When Adam Kopelman moved to Manhattan last year after divorcing from his wife of eight years he had one piece of furniture: a couch.
It was a perfectly nice couch — handsome, comfortable, good for sleeping on and great for watching the game. Still, Kopelman, 30, had an entire 700-square-foot apartment to outfit and he had no idea where to begin.
“I met my ex-wife in college and, you know, every place we moved, she was always the person who designed it,” said Kopelman, who works in legal services and has three children.
Now, in his new place — a one-bedroom condo at One Manhattan Square next to the Manhattan bridge (where one-bedroom prices start at just over $1 million) — he was confronting the mysteries of the decorative arts for the first time.
“I didn’t really have a clue of what I needed,” he said. “It was a little overwhelming.”
Help arrived via a tip from a single dad friend, who had recently faced a similar enigma.
“I was telling him, ‘dude, I came here with a couch, I don’t know what to do,’ ” Kopelman said. “And he was like, I’ve got the perfect person for you.”
That person was designer Stacey Herman, the founder of Stripe Street Studio, a home design firm that specializes in divorced dads.
Formerly an event producer and manager for outfits including Vanity Fair and Elle Décor, Herman, 50, started an interior design firm, Fluid Design + Relocation, in 2015 that specialized in décor for private homes and custom pieces for corporate clients. Last year, she shifted focus, to help clueless dudes get their acts together.
“It really started when a couple of divorced dads approached me [for design work],” Herman said. “I took such a liking to it because I really felt like I was helping these dads and especially their kids, so it was more than just interior design work for me.”
Over the last year, Herman has worked on more than a dozen projects for dads in spots including New York, Chicago, Miami, Los Angeles and Washington DC. The designer splits her time between New York City and Tulsa, Okla.
“Setting up a functional, well-designed home,” is key for dads regaining their footing after a divorce, Herman said, adding that it “will benefit all other aspects of your life.”
Like many single fathers, Kopelman told Herman that he would “sleep in the bathtub” so long as his children had a nice place to stay and felt welcome. In his new apartment that meant squeezing his daughters, ages 10 and 8, and his 5-year-old son into a single space during their bi-weekly visits.
“It was really kind of important to utilize the space efficiently,” he said, noting that Herman came up with the plan to make everything fit, using pieces like a pull-out bed to get the most out of the apartment.
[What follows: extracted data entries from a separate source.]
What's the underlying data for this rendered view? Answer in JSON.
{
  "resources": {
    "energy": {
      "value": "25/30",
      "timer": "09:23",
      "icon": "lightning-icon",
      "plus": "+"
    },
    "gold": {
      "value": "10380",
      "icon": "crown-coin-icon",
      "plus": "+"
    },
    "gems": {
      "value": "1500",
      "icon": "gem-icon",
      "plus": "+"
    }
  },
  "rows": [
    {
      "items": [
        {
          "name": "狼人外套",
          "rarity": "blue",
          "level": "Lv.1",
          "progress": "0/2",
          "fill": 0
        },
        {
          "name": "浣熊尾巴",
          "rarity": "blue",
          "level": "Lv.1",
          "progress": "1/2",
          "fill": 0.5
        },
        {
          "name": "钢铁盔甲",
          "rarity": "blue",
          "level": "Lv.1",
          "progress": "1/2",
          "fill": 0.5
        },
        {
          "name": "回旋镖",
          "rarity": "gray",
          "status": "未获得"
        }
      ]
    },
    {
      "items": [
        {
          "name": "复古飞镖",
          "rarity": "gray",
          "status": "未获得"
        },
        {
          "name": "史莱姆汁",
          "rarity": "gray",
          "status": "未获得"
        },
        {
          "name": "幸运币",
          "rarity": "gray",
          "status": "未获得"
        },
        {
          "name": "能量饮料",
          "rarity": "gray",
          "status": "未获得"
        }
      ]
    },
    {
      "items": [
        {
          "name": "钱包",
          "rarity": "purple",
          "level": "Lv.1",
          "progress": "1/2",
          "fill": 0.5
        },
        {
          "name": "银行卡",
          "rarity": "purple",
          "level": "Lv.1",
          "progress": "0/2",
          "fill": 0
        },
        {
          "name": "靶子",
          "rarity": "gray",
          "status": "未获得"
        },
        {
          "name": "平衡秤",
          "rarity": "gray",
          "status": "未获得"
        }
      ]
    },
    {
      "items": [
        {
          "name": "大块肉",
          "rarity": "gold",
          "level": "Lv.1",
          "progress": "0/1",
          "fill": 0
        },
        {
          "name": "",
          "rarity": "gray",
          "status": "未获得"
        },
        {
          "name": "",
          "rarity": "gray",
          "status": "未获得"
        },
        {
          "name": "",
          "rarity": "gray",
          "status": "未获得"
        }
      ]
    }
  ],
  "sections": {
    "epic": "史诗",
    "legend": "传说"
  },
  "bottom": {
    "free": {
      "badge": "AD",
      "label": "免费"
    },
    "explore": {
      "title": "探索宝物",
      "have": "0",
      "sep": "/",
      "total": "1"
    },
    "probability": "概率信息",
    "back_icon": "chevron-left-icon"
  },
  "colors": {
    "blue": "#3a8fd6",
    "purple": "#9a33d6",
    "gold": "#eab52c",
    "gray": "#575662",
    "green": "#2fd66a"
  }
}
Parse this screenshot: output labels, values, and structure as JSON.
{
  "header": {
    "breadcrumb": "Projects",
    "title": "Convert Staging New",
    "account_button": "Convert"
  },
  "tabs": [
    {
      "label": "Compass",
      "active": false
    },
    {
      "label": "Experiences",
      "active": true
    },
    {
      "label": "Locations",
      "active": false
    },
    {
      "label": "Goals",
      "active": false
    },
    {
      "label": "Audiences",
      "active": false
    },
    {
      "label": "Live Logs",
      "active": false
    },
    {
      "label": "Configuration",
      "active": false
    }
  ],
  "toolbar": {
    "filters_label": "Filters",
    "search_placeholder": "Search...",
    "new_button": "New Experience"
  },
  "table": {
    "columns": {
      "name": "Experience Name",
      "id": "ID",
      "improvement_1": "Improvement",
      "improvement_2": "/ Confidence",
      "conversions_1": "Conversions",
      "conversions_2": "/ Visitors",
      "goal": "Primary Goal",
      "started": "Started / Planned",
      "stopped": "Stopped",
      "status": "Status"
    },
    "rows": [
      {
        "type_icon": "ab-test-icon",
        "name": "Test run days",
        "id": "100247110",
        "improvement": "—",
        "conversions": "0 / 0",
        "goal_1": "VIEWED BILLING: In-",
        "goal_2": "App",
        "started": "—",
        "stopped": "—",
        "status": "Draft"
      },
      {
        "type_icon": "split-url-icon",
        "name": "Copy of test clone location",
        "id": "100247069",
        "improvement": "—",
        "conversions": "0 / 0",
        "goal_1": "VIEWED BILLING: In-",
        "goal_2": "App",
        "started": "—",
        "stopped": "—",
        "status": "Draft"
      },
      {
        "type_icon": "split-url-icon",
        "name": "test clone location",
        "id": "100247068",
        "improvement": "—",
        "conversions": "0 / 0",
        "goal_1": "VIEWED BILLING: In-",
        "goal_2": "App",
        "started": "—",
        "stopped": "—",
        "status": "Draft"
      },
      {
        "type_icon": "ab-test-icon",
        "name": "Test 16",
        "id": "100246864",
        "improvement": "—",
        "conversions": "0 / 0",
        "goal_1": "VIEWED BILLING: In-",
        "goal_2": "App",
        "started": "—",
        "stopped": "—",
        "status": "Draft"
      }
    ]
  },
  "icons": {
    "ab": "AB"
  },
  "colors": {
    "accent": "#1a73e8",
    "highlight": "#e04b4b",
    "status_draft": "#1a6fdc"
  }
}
“She made a place in the closet for the kid’s stuff, she bought a piece for under the TV that I could keep their toys in,” he said. “She set up a table where I could play games and do their homework with them. She really thought of everything.”
Herman also added fun touches like a literal candy bar with containers filled with candies picked out by each of the kids.
Herman’s design kept him in mind, as well.
For instance, she found a coffee kegerator for his cold brew. For a personal touch, she used Kopelman’s amateur cage-fighting hobby as inspiration for his apartment’s décor, framing his gloves and wrappings from his first fight.
“I try to tell them, you know, you’re important,” she said. “You need to lay your head down every evening and feel good and wake up every morning and feel like an adult and not like you’re sleeping on a mattress on the floor.”
But Herman didn’t just decorate Kopelman’s apartment, she systematized it, he said.
“She made it very easy for me, like where everything goes down to the sheets, the towels, everything,” Kopelman said. “She shows up, she puts everything together, your clothes are all nice in the closet, and you’re just like, great! She makes sure everything is systematic and organized and, you know, it’s just a matter of maintaining it at that point.”
So will he, as a man now left largely to his own devices, be able to maintain it?
“Yeah,” he said. “I mean, that’s the plan.”